Stephen Harper's Conservatives are ensuring their supporters are well aware of interim opposition leader Nycole Turmel's sovereigntist past.
In a memo to party supporters and MPs, Harper Conservative strategists noted that Ms. Turmel, the NDP MP from Quebec who took over from Jack Layton last week, was "publicly supporting sovereigntist candidates."
During the 2006 election, Ms. Turmel, then president of the Public Service Alliance of Canada, "publicly backed a slate of Bloc Québécois candidates," according to the internal memo. It quotes Canada NewsWire, January 17, 2006, and Ottawa Citizen, April 6, 2011 as sources.
Ms. Turmel was named the interim leader after Mr. Layton's announcement that he was suffering from a new form of cancer and needed to step aside to battle the disease.
Her appointment was a surprise, given that Mr. Layton had already named two deputy leaders, Quebec MP Thomas Mulcair and British Columbia's Libby Davies.
In addition, Ms. Turmel is a rookie MP having only been elected in the May campaign.
The memo continues: "During the 2007 Quebec election, she supported a local candidate for Québec solidaire, a sovereigntist party. (Canada NewsWire, March 15, 2007; Ottawa Citizen, March 30, 2011)."
And then strategists ask: "Have Ms. Turmel's views actually changed in this short time?"
The memo was sent late last week. Tuesday morning, the Globe and Mail's Daniel Leblanc is reporting that Ms. Turmel was a card-carrying member of the Bloc Québécois for five years. She only quit the party last January.
The Conservative Party memo notes, too, that she is "not alone" in the caucus in supporting separatism.
"NDP MPs Alexandre Boulerice (Rosemont-La-Petite-Patrie), Marc-André Morin (Laurentides-Labelle), and Claude Patry (Jonquiere-Alma) have also supported sovereigntist views and NDP MPs Alexandrine Latendresse (Louis Saint Laurent), Dany Morin (Chicoutimi-Le Fjord), and Marie-Claude Morin (Saint-Hyacinthe-Bagot) have shown they are open to sovereignty," says the memo.

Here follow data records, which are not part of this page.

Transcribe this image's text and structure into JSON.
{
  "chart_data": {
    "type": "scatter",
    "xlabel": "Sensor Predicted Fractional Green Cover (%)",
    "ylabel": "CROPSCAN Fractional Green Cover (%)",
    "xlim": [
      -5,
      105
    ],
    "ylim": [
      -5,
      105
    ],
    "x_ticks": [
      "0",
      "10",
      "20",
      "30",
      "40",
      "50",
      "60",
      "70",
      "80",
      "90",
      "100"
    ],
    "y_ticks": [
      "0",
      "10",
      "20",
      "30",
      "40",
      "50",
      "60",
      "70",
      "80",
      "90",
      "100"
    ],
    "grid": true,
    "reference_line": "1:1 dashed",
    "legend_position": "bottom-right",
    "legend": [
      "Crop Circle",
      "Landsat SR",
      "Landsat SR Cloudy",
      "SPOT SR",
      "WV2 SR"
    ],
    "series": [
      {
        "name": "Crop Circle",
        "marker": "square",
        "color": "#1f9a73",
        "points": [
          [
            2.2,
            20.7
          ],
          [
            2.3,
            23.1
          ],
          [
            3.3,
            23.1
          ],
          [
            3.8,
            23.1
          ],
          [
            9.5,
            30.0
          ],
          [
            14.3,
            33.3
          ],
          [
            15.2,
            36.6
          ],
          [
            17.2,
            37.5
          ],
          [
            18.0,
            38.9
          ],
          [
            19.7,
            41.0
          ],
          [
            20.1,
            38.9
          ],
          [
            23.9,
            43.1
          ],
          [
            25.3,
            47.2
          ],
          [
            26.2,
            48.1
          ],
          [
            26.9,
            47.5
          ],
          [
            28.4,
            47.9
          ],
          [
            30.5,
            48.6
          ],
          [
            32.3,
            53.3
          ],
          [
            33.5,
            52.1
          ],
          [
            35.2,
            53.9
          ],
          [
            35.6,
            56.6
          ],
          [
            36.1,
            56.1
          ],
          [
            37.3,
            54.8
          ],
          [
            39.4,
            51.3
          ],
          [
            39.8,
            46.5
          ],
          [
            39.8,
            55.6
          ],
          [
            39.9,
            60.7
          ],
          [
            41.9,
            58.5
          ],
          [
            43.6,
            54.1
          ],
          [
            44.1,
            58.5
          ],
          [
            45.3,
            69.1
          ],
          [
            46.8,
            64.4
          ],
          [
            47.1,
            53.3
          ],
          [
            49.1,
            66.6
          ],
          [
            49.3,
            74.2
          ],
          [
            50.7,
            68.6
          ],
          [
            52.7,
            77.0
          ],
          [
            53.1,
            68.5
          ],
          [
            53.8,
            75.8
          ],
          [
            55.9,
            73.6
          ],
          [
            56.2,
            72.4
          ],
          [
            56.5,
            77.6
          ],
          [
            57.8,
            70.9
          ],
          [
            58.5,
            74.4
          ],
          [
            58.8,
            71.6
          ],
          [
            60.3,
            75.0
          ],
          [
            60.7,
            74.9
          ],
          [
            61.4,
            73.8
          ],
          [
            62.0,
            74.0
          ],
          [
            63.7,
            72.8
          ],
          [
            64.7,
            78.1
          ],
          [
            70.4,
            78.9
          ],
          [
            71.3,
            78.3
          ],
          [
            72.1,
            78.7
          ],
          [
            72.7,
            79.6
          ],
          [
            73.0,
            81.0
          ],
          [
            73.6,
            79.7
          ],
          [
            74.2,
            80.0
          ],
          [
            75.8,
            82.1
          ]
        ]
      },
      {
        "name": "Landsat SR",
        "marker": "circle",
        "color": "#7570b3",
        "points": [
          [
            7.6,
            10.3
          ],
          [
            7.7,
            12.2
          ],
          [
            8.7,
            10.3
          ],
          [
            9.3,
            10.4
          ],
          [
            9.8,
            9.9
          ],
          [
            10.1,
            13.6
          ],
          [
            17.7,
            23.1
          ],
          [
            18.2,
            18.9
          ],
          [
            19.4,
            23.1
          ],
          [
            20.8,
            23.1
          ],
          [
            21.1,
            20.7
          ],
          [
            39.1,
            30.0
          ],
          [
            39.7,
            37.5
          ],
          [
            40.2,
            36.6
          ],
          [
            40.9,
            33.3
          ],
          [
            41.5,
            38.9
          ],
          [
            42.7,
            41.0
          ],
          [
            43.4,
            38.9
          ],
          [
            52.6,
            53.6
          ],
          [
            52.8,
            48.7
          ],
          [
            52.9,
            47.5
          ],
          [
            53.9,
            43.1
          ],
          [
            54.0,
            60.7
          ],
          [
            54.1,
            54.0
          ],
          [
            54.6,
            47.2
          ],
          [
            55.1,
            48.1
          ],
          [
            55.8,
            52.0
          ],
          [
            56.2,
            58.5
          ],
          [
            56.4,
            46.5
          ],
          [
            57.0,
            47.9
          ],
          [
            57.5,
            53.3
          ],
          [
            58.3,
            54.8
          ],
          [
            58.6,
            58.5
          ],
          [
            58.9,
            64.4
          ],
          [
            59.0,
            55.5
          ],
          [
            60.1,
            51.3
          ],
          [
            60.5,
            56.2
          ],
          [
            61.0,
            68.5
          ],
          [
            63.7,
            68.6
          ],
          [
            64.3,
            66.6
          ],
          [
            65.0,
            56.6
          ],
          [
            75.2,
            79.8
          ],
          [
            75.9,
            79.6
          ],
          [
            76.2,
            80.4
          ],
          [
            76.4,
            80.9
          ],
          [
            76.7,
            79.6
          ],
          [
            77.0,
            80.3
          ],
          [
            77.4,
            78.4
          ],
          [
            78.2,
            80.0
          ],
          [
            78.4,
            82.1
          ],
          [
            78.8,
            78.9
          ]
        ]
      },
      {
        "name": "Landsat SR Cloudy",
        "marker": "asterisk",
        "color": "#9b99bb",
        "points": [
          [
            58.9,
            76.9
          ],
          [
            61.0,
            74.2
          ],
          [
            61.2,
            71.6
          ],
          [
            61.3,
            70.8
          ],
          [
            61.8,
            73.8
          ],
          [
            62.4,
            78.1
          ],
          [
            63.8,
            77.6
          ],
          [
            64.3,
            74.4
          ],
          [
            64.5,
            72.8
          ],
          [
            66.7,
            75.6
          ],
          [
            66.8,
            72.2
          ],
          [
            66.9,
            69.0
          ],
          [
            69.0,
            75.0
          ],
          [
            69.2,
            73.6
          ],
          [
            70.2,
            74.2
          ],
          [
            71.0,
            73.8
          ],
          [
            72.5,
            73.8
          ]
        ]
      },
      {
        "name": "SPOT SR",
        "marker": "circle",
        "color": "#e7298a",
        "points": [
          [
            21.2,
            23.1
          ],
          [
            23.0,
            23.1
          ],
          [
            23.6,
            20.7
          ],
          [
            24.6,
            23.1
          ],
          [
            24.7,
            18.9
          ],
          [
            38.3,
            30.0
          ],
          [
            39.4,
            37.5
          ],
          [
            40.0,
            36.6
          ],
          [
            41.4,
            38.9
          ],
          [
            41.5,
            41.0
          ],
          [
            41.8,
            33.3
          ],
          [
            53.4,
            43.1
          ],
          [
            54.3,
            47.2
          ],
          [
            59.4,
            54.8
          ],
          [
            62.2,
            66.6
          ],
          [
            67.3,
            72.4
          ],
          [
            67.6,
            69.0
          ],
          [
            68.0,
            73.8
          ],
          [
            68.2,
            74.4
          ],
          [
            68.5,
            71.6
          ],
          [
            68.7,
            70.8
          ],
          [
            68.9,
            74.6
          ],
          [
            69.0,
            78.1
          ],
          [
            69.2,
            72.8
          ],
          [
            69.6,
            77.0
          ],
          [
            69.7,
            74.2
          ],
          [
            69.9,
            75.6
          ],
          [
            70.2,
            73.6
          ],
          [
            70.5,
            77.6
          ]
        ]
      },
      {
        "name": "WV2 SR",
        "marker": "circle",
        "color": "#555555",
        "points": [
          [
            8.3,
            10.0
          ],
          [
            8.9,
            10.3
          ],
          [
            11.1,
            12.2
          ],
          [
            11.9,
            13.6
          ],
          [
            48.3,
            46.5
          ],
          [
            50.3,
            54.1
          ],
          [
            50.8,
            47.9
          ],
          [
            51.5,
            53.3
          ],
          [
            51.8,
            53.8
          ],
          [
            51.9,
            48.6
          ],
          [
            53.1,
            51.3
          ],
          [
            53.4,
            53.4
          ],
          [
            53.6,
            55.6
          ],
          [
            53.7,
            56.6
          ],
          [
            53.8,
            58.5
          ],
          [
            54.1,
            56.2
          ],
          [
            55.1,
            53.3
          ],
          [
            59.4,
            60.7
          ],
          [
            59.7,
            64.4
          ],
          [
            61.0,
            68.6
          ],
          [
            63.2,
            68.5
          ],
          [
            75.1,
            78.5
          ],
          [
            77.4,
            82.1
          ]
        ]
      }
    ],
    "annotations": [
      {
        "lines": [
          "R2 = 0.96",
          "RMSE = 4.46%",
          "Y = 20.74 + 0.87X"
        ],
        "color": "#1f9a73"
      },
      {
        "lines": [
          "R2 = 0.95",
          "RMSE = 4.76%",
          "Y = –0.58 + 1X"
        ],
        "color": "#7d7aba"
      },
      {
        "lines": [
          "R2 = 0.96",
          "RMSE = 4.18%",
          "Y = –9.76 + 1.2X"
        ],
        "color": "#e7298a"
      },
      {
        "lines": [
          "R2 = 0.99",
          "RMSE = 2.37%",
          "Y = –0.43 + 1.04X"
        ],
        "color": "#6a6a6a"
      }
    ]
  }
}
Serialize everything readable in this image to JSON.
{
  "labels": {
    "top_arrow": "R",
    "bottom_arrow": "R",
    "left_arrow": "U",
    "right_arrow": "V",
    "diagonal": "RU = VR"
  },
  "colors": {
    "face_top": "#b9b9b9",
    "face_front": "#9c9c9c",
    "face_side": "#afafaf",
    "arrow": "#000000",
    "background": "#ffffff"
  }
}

"Will Ms. Turmel stop her party's double-talk to Quebec and make her MPs from Quebec stand with a united Canada?," it asks.
Interim Liberal leader Bob Rae says Ms. Turmel - or someone in the NDP - has "some explaining to do" about Ms. Turmel's views on federalism amid the recent revelations that she was a card-carrying member of the Bloc Quebecois for five years.
"I think most Canadians will be surprised that she did not disclose any of this to her constituents, or to Canadians more broadly," Mr. Rae told The Globe Tuesday. "Only she and her NDP colleagues will know what she told them. And according to her own admission she's still in agreement with the Bloc's policies. Someone has some explaining to do."
Meanwhile, Ms. Turmel has already begun to represent Mr. Layton at events. She appeared at the Vancouver Pride event on Sunday and will be at the regatta in St. John's, Newfoundland, on Wednesday.
Birthday boy dishes on Warren Kinsella
Bob Rae says former Liberal strategist Warren Kinsella is "blowing smoke."
Mr. Rae was responding to an article in the Sun media in which Mr. Kinsella suggests that the temporary Liberal leader is secretly gunning to take over as the permanent leader when the time comes.
Mr. Kinsella writes that "in the view of a growing number of Liberals, Rae and his inner circle are busily at work on making the interim job permanent."
"Assisted by a group of take-no-prisoners strategists who haven't been seen since the brief Paul Martin era, Rae is making plans to jettison the many Michael Ignatieff loyalists who still make up much of the Liberal Party executive. Once that is done, Rae apparently intends to secure the approval of his own loyalists to seek the full-time job."
That is something that should never, ever be allowed to happen, says Mr. Kinsella.
Mr. Rae woke up to that article Tuesday as he celebrates his 63rd birthday. He is at his Ottawa area cottage, but like the NDP's Ms. Turmel, Mr. Rae is off to the regatta in St. John's but will then visit Cape Breton and Quebec City later in the week.
He had taken on the role of interim leader with the view that he would not try to seek the permanent leadership.
The Liberals are not to pick a new leader until the spring of 2013.